What is the difference? There is none! Jesus said, by one account, “This (cup-contents) is my blood of the covenant.” The fruit of the vine represents his blood which was the means of ratifying the covenant (which, by the way, secured our freedom). By the other account, Jesus is saying, “This cup (contents) is the new covenant in my blood.” The cup is not the literal covenant, but its contents represent what Christ had in mind. In order for the “one cup” view, that there are two symbols, to be true, the text would have to read, “This cup is the new covenant and my blood.” In that figure, there are two cups—the container (covenant) and the contents (blood).
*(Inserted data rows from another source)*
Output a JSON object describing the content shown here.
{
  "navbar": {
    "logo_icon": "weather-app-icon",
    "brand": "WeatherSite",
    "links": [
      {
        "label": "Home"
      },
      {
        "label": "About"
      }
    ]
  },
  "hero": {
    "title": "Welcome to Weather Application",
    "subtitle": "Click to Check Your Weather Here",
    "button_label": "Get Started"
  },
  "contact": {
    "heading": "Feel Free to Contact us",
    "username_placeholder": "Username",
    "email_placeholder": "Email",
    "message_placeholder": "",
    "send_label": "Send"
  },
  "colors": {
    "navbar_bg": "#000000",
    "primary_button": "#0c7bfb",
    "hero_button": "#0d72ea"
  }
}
Brethren, that figure just isn’t there.

Other Considerations

In Luke 22:17, it is suggested that the fruit of the vine was divided among the disciples before they drank of it in the supper: "And when He had taken a cup and given thanks, He said, ‘Take this and share it among yourselves" (Luke 22:17).  “Share” is from the Greek “diamerizo,” and is defined:   “to partition thoroughly (literally in distribution, figuratively in dissension):--cloven, divide, part.” Various translations use either “share” or “divide.”

Consider: "And when He had taken a cup and given thanks, He said, "Take this and share it among yourselves” (Luke 22:17). (Evidently they “shared,” “divided,” or “partitioned” the fruit of the vine), then they partook of the bread: "And when He had taken some bread and given thanks, He broke it and gave it to them, saying, "This is My body which is given for you; do this in remembrance of Me"" (Luke 22:19) and then they drank the fruit of the vine: "And in the same way He took the cup after they had eaten, saying, "This cup which is poured out for you is the new covenant in My blood”" (Luke 22:20).

What does the context suggest?

  1. Christ took a vessel containing fruit of the vine, and told the disciples to share or divide it among themselves.
  2. He gave thanks for the bread.
  3. He divided the bread and gave each a portion.
  4. Then they drank the fruit of the vine.

Think about it. They divided the fruit of the vine before they ate the bread. But if the “one cup” idea is true, they drank the fruit of the vine before they ate the bread! That’s because Christ told them to share or divide it among themselves before they took the bread. The only logical interpretation of the passage is that Christ told them to each pour a portion of the fruit of the vine into their own containers, so that each could partake after the bread was eaten. One would logically assume that each would have his own drinking vessel when they sat down together to eat the Passover meal.

Consider also, if the cup is literal, when they were told to “divide” or “partition” it among themselves, that would mean that each disciple broke off a piece of the crockery as it came to him. And of course we know that’s not what happened. But that’s the logical conclusion if we say the “cup” was literal, and it was to be divided among themselves.

Then we must look at I Corinthians 11:25-26: "In the same way He took the cup also after supper, saying, "This cup is the new covenant in My blood; do this, as often as you drink it, in remembrance of Me. For as often as you eat this bread and drink the cup, you proclaim the Lord's death until He comes."

There is a problem with this passage. If the “one cup” idea is true, then we have a literal cup in I Corinthians 11:25, but a figurative cup in I Coirnthians 11:26. That is an inconsistent interpretation. There is no rule of interpretation that would allow this change of meaning from one verse to the other while in the same context.

These thoughts are presented for the careful consideration of our readers.